Saving Coca-Cola Life
Steve’ breakdown: So Coca-Cola Life is now dead in the UK. What’s its future in the US? Well, considering seeing a can of Life is like spotting Sasquatch, I’d say not good unless they refresh the image of this red-headed step child of the family.
Might as well pitch some ideas!!
ATLANTA, GA: Coca-Cola is dropping its low-sugar Coke Life brand in the United Kingdom after sales of the distinctive green-labeled drinks fizzed out.
London’s Daily Mail, among others, reported that the drink will disappear from store shelves in England and other parts of the UK in June.
Coke said Coke Life lives on in the United States, however.
“Since its launch in 2014, Coca-Cola Life has been performing well in the U.S. market. We continue to invest in the brand, expand availability and packaging diversity nationally,” a Coca-Cola spokesperson said in an emailed statement.
Coke and industry players blamed consumer confusion in the UK over where the drink fits in the line-up of drinks, as well the decision to scrap several sizes of cans and bottles, according to press reports.
The UK move could be bad news for two of Coke’s recent strategies to produce drinks with less sugar and smaller servings. The strategy has been the Atlanta beverage giant’s answer to slowing soda sales and complaints that its products are contributing to obesity.
Coke launched Life over two years ago as a healthier alternative to its traditional colas. The cola uses a hybrid mix of sugar and stevia leaf extract to produce drinks with about 35 t0 45 percent fewer calories, depending on the market.

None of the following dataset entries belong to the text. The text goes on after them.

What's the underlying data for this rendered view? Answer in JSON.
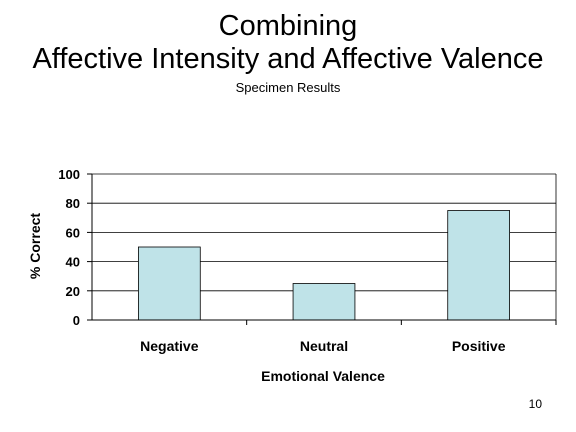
{
  "slide": {
    "title_line1": "Combining",
    "title_line2": "Affective Intensity and Affective Valence",
    "subtitle": "Specimen Results",
    "page_number": "10"
  },
  "colors": {
    "bar_fill": "#bfe3e8",
    "bar_stroke": "#000000",
    "gridline": "#000000"
  },
  "chart_data": {
    "type": "bar",
    "categories": [
      "Negative",
      "Neutral",
      "Positive"
    ],
    "values": [
      50,
      25,
      75
    ],
    "xlabel": "Emotional Valence",
    "ylabel": "% Correct",
    "ylim": [
      0,
      100
    ],
    "yticks": [
      0,
      20,
      40,
      60,
      80,
      100
    ],
    "grid": true,
    "legend": "none"
  }
}
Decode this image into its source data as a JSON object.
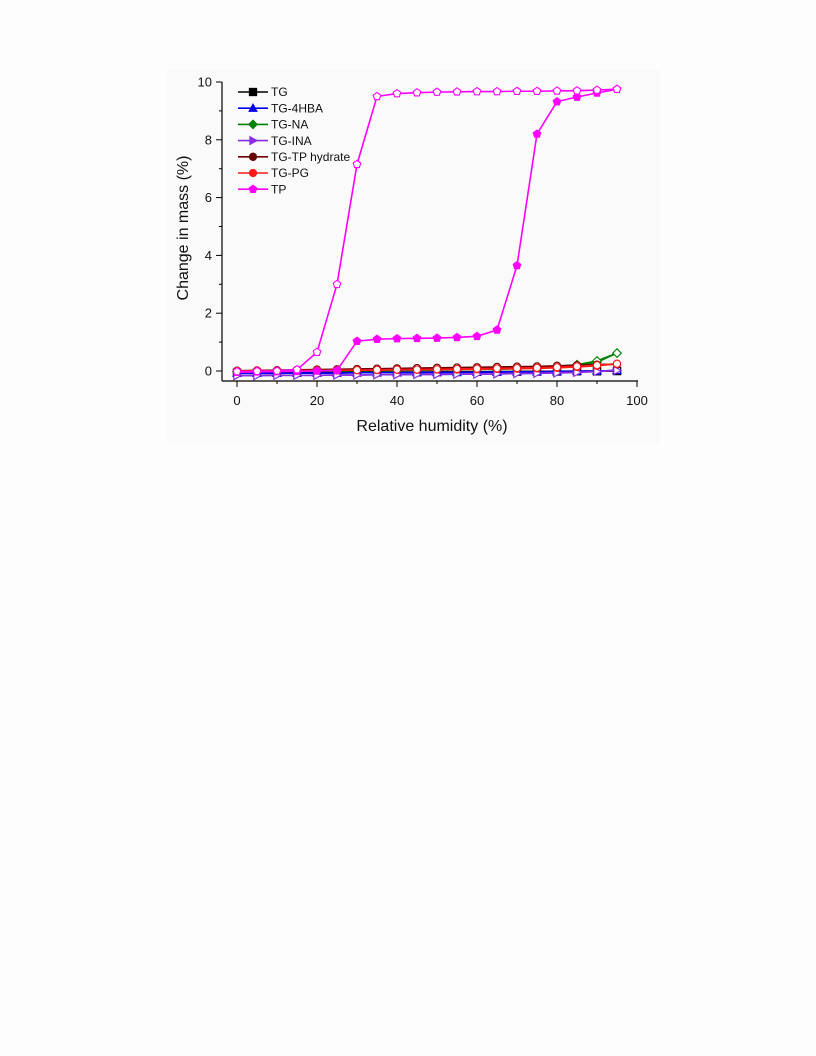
{
  "chart_data": {
    "type": "line",
    "title": "",
    "xlabel": "Relative humidity (%)",
    "ylabel": "Change in mass (%)",
    "xlim": [
      -4,
      100
    ],
    "ylim": [
      -0.35,
      10
    ],
    "xticks": [
      0,
      20,
      40,
      60,
      80,
      100
    ],
    "yticks": [
      0,
      2,
      4,
      6,
      8,
      10
    ],
    "legend_position": "top-left",
    "series": [
      {
        "name": "TG",
        "color": "#000000",
        "marker": "square",
        "sorption_x": [
          0,
          5,
          10,
          15,
          20,
          25,
          30,
          35,
          40,
          45,
          50,
          55,
          60,
          65,
          70,
          75,
          80,
          85,
          90,
          95
        ],
        "sorption_y": [
          -0.06,
          -0.06,
          -0.06,
          -0.06,
          -0.05,
          -0.05,
          -0.05,
          -0.04,
          -0.04,
          -0.04,
          -0.03,
          -0.03,
          -0.03,
          -0.02,
          -0.02,
          -0.01,
          -0.01,
          0.0,
          0.0,
          0.0
        ],
        "desorption_x": [
          95,
          90,
          85,
          80,
          75,
          70,
          65,
          60,
          55,
          50,
          45,
          40,
          35,
          30,
          25,
          20,
          15,
          10,
          5,
          0
        ],
        "desorption_y": [
          0.0,
          -0.01,
          -0.01,
          -0.02,
          -0.02,
          -0.02,
          -0.03,
          -0.03,
          -0.03,
          -0.04,
          -0.04,
          -0.04,
          -0.05,
          -0.05,
          -0.05,
          -0.05,
          -0.06,
          -0.06,
          -0.06,
          -0.06
        ]
      },
      {
        "name": "TG-4HBA",
        "color": "#0000ee",
        "marker": "triangle-up",
        "sorption_x": [
          0,
          5,
          10,
          15,
          20,
          25,
          30,
          35,
          40,
          45,
          50,
          55,
          60,
          65,
          70,
          75,
          80,
          85,
          90,
          95
        ],
        "sorption_y": [
          -0.08,
          -0.08,
          -0.08,
          -0.07,
          -0.07,
          -0.07,
          -0.06,
          -0.06,
          -0.06,
          -0.05,
          -0.05,
          -0.05,
          -0.04,
          -0.04,
          -0.03,
          -0.03,
          -0.02,
          -0.01,
          0.0,
          0.02
        ],
        "desorption_x": [
          95,
          90,
          85,
          80,
          75,
          70,
          65,
          60,
          55,
          50,
          45,
          40,
          35,
          30,
          25,
          20,
          15,
          10,
          5,
          0
        ],
        "desorption_y": [
          0.02,
          0.0,
          -0.01,
          -0.02,
          -0.03,
          -0.03,
          -0.04,
          -0.04,
          -0.05,
          -0.05,
          -0.05,
          -0.06,
          -0.06,
          -0.06,
          -0.07,
          -0.07,
          -0.07,
          -0.08,
          -0.08,
          -0.08
        ]
      },
      {
        "name": "TG-NA",
        "color": "#008000",
        "marker": "diamond",
        "sorption_x": [
          0,
          5,
          10,
          15,
          20,
          25,
          30,
          35,
          40,
          45,
          50,
          55,
          60,
          65,
          70,
          75,
          80,
          85,
          90,
          95
        ],
        "sorption_y": [
          -0.02,
          -0.02,
          -0.01,
          -0.01,
          0.0,
          0.0,
          0.01,
          0.01,
          0.02,
          0.02,
          0.03,
          0.04,
          0.05,
          0.06,
          0.08,
          0.1,
          0.13,
          0.18,
          0.3,
          0.62
        ],
        "desorption_x": [
          95,
          90,
          85,
          80,
          75,
          70,
          65,
          60,
          55,
          50,
          45,
          40,
          35,
          30,
          25,
          20,
          15,
          10,
          5,
          0
        ],
        "desorption_y": [
          0.62,
          0.35,
          0.22,
          0.16,
          0.12,
          0.1,
          0.08,
          0.07,
          0.06,
          0.05,
          0.04,
          0.03,
          0.03,
          0.02,
          0.01,
          0.01,
          0.0,
          0.0,
          -0.01,
          -0.02
        ]
      },
      {
        "name": "TG-INA",
        "color": "#8a2be2",
        "marker": "triangle-right",
        "sorption_x": [
          0,
          5,
          10,
          15,
          20,
          25,
          30,
          35,
          40,
          45,
          50,
          55,
          60,
          65,
          70,
          75,
          80,
          85,
          90,
          95
        ],
        "sorption_y": [
          -0.16,
          -0.16,
          -0.15,
          -0.15,
          -0.15,
          -0.14,
          -0.14,
          -0.13,
          -0.13,
          -0.12,
          -0.12,
          -0.11,
          -0.1,
          -0.1,
          -0.09,
          -0.08,
          -0.06,
          -0.04,
          -0.01,
          0.02
        ],
        "desorption_x": [
          95,
          90,
          85,
          80,
          75,
          70,
          65,
          60,
          55,
          50,
          45,
          40,
          35,
          30,
          25,
          20,
          15,
          10,
          5,
          0
        ],
        "desorption_y": [
          0.02,
          -0.02,
          -0.05,
          -0.07,
          -0.08,
          -0.09,
          -0.1,
          -0.11,
          -0.11,
          -0.12,
          -0.12,
          -0.13,
          -0.13,
          -0.14,
          -0.14,
          -0.15,
          -0.15,
          -0.15,
          -0.16,
          -0.16
        ]
      },
      {
        "name": "TG-TP hydrate",
        "color": "#6b0000",
        "marker": "circle",
        "sorption_x": [
          0,
          5,
          10,
          15,
          20,
          25,
          30,
          35,
          40,
          45,
          50,
          55,
          60,
          65,
          70,
          75,
          80,
          85,
          90,
          95
        ],
        "sorption_y": [
          0.0,
          0.01,
          0.02,
          0.03,
          0.04,
          0.05,
          0.06,
          0.07,
          0.08,
          0.09,
          0.1,
          0.11,
          0.12,
          0.13,
          0.14,
          0.15,
          0.17,
          0.19,
          0.21,
          0.24
        ],
        "desorption_x": [
          95,
          90,
          85,
          80,
          75,
          70,
          65,
          60,
          55,
          50,
          45,
          40,
          35,
          30,
          25,
          20,
          15,
          10,
          5,
          0
        ],
        "desorption_y": [
          0.24,
          0.22,
          0.2,
          0.18,
          0.16,
          0.15,
          0.14,
          0.13,
          0.12,
          0.11,
          0.1,
          0.09,
          0.08,
          0.07,
          0.06,
          0.05,
          0.04,
          0.03,
          0.02,
          0.01
        ]
      },
      {
        "name": "TG-PG",
        "color": "#ff1a1a",
        "marker": "circle",
        "sorption_x": [
          0,
          5,
          10,
          15,
          20,
          25,
          30,
          35,
          40,
          45,
          50,
          55,
          60,
          65,
          70,
          75,
          80,
          85,
          90,
          95
        ],
        "sorption_y": [
          0.0,
          0.0,
          0.01,
          0.01,
          0.02,
          0.02,
          0.03,
          0.03,
          0.04,
          0.04,
          0.05,
          0.05,
          0.06,
          0.07,
          0.08,
          0.09,
          0.11,
          0.14,
          0.18,
          0.25
        ],
        "desorption_x": [
          95,
          90,
          85,
          80,
          75,
          70,
          65,
          60,
          55,
          50,
          45,
          40,
          35,
          30,
          25,
          20,
          15,
          10,
          5,
          0
        ],
        "desorption_y": [
          0.25,
          0.2,
          0.16,
          0.13,
          0.11,
          0.1,
          0.09,
          0.08,
          0.07,
          0.06,
          0.05,
          0.05,
          0.04,
          0.03,
          0.03,
          0.02,
          0.02,
          0.01,
          0.01,
          0.0
        ]
      },
      {
        "name": "TP",
        "color": "#ff00ff",
        "marker": "pentagon",
        "sorption_x": [
          0,
          5,
          10,
          15,
          20,
          25,
          30,
          35,
          40,
          45,
          50,
          55,
          60,
          65,
          70,
          75,
          80,
          85,
          90,
          95
        ],
        "sorption_y": [
          -0.04,
          -0.03,
          -0.02,
          -0.01,
          0.0,
          0.02,
          1.03,
          1.1,
          1.12,
          1.13,
          1.14,
          1.16,
          1.2,
          1.42,
          3.65,
          8.2,
          9.32,
          9.48,
          9.62,
          9.75
        ],
        "desorption_x": [
          95,
          90,
          85,
          80,
          75,
          70,
          65,
          60,
          55,
          50,
          45,
          40,
          35,
          30,
          25,
          20,
          15,
          10,
          5,
          0
        ],
        "desorption_y": [
          9.75,
          9.72,
          9.7,
          9.69,
          9.68,
          9.68,
          9.67,
          9.67,
          9.66,
          9.65,
          9.63,
          9.6,
          9.5,
          7.15,
          3.0,
          0.65,
          0.05,
          0.0,
          -0.01,
          -0.02
        ]
      }
    ]
  }
}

According to the overseas news reports, the green cans and bottles initially came with 35 percent fewer calories than regular Coca-Cola, same as in the United States. But after two years of falling sales, the company cut the sugar level to roughly half as high as traditional Coke.
Last year, sales of Coca-Cola Life fell by 58 percent in the UK after the company scrapped several sizes of cans and bottles, the Daily Mail reported, citing a trade magazine, The Grocer.
Meanwhile, sales of Coca-Cola’s no-calorie versions, Coca-Cola Zero Sugar, have grown significantly, the newspaper reported. Coca-Cola plans to boost its investment in that brand in the U.K., the newspaper said.